Diagnostic Aids in Gastric Disorders
Every
diagnostic evaluation must begin by taking a skilled history and performing a
physical examination, but additional aids are usually necessary to make a
definitive diagnosis that will provide a specific plan for effective treatment.
Following the history and physical examination, laboratory testing and
noncontrast chest or abdominal radiographs are often obtained. Common
radiographic findings on plain x-rays (no contrast agent administered) for
common upper digestive disorders are shown. The value of more precise imaging
technologies with endoscopic and radiographic studies is discussed with Plates
1-61 to 1-64 and of breath testing with Plates 1-65 and 1-66. An important
element of a thorough physical examination of a patient with symptoms of a
digestive disorder is evaluation of the stool for blood. Detecting blood from
the upper gastrointestinal tract using fecal occult blood testing with a
guaiac-based technology, while less specific, is more sensitive than fecal
immune testing for hemoglobin because the immunogenicity of a hemoglobin
molecule released in the esophagus or stomach can be degraded by pancreatic and
small intestinal digestive enzymes.
Physiologic testing of acid production and exposure and
of motility functions of the upper digestive tract is a commonly used,
invaluable tool. Three types of esophageal and gastric pH monitoring are in
common use. The traditional esophageal pH study provided only a transnasal
24-hour study of reflux. It is time honored and safe and provides accurate
information about the severity of exposure of acid in both the esophagus and
stomach. Alternatively, an intraesophageal clip pH study can be
performed by placement of a pH electrode 5 cm above the gastroesophageal
junction using endoscopy. It has several advantages over the transnasal probe
because it is wireless and therefore does not have the inconvenience,
embarrassment, potential risk, and dis- comfort of the transnasal device. It
records, for 48 hours, the intraesophageal pH measures as the patient eats and
sleeps as usual; this can be a challenge with the transnasal device. The major
disadvantage of both devices, however, is that pH recordings only report the
severity of acid reflux. A major advance over both of these techniques is high-resolution
manometry and the impedance reflux study. High-resolution manometry is
performed with a probe that has multiple recording electrodes, permitting a
more rapid and accurate evaluation of esophageal motility testing throughout
the length of the esophagus, without the annoyance of moving the device. More
importantly, the impedance technology permits the evaluation of both acid and
nonacid reflux and fluid dwell time and a correlation between manometry and
bolus transit. This device is limited by recording for only 24 hours and by placement
of the catheter transnasally, but the increased accuracy and extensive
diagnostic information provided coupled with the very small diameter of the
device make it the procedure of choice for esophageal motility and reflux
studies.
Physiologic testing of gastric motility and pH physiology
are also commonly performed. Gastric motility is most commonly evaluated after
a patient has eaten a meal of radio-labeled liquids and solids in the nuclear
medicine department of a hospital or an outpatient facility. The test
involves little radiation, is easy to perform, and has essentially no risk for
the patient. The wide variability in normal emptying rates may affect the
results, however, as may a patient’s mood and overall health, which may also
cause emptying times to vary widely (poor reproducibility). This has led to the
recommendation that recordings be made for a minimum of 4 hours and that a
standardized meal be eaten. Alter-natively, gastric motility functions can be
evaluated, along with small bowel motility, by means of a capsule motility test.

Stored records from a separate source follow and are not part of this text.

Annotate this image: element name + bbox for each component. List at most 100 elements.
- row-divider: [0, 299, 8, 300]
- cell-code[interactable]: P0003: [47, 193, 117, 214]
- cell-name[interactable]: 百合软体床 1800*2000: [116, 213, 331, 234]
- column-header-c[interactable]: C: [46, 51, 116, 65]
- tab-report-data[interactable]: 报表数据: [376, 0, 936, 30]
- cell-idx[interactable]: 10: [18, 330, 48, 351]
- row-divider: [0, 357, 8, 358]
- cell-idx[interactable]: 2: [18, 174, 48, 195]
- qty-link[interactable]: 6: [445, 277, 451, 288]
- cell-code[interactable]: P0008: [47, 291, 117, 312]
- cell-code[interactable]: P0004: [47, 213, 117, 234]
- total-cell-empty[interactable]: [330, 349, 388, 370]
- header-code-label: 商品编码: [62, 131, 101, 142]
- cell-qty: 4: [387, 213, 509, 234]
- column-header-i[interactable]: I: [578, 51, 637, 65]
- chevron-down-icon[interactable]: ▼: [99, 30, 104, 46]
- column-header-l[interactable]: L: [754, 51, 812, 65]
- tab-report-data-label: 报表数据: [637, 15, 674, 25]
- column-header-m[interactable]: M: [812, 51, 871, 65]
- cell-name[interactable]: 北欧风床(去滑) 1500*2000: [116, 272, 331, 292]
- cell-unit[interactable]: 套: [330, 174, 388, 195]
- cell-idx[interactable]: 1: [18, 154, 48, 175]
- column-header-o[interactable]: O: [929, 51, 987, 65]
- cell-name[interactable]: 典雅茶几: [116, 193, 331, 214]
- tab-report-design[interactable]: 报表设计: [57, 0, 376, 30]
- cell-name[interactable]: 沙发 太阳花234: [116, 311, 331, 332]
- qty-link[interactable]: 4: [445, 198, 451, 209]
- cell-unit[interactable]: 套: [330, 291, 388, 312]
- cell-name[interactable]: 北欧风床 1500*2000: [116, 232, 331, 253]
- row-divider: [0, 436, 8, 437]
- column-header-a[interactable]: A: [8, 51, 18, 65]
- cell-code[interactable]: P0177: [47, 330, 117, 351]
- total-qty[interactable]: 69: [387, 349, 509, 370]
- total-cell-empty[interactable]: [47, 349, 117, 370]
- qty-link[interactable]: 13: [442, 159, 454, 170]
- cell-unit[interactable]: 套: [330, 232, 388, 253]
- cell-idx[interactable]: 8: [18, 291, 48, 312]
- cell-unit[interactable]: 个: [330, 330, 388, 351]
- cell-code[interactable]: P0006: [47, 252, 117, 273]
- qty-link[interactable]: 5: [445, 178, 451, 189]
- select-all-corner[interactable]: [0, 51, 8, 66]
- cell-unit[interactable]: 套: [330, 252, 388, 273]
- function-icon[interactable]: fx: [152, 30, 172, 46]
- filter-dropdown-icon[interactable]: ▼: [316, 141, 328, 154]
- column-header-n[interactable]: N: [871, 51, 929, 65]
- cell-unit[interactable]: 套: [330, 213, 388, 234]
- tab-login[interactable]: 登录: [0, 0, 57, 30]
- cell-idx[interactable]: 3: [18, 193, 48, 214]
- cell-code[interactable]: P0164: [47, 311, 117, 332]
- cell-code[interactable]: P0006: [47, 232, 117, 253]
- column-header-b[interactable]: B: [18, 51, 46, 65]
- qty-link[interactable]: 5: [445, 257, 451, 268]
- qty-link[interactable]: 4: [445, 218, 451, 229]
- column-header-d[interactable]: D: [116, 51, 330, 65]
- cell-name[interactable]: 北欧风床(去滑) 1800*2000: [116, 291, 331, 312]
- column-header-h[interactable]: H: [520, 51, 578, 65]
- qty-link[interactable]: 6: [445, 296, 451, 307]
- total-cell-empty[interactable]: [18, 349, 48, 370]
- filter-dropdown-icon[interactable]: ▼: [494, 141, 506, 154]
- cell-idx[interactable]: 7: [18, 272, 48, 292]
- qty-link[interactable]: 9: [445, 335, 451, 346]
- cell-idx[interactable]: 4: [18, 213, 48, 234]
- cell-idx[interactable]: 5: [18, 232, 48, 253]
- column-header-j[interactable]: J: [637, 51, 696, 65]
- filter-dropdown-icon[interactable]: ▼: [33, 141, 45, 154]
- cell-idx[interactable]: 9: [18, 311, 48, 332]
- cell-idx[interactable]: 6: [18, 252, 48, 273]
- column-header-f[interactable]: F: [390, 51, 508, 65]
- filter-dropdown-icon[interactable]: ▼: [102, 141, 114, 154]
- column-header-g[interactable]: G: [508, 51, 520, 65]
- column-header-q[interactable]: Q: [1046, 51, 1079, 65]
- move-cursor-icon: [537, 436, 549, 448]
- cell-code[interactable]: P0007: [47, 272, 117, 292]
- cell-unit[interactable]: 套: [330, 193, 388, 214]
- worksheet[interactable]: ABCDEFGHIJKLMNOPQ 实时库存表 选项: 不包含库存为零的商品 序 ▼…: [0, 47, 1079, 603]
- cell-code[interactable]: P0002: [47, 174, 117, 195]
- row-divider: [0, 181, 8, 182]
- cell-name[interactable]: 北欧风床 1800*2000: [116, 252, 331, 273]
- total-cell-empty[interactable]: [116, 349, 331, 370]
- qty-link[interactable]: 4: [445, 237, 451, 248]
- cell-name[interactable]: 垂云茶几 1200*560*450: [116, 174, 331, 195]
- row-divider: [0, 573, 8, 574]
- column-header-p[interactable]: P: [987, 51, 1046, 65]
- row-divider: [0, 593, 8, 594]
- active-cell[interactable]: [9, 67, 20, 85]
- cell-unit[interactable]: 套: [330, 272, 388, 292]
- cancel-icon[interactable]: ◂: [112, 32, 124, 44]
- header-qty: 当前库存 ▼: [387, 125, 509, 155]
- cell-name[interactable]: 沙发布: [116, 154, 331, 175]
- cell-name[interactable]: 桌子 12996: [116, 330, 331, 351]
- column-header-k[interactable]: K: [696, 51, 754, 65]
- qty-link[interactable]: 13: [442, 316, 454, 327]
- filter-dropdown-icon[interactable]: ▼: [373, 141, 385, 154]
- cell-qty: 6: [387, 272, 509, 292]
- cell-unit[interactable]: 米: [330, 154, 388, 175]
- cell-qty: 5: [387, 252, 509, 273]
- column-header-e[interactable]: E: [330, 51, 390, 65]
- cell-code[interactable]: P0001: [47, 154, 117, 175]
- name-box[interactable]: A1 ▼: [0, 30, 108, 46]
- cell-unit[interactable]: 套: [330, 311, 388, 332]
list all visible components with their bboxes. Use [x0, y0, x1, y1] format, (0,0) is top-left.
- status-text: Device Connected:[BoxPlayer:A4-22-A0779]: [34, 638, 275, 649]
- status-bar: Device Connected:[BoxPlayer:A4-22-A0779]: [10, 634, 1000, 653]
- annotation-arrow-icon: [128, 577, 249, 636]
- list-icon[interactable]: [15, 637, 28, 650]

The capsule can be swallowed by a patient in the
office, and recordings are made as the patient goes about normal activities.
Gastric secretory physiology is most commonly evaluated
by a basal rate and then by a stimulated, titratable gastric secretory rate.
This test is very important in the evaluation of acid secretion in patients who
may have Zollinger-Ellison syndrome or other causes of hypergastrinemia. Gastric
acid secretory studies are described in greater detail with Plates 4-27 and 4-36.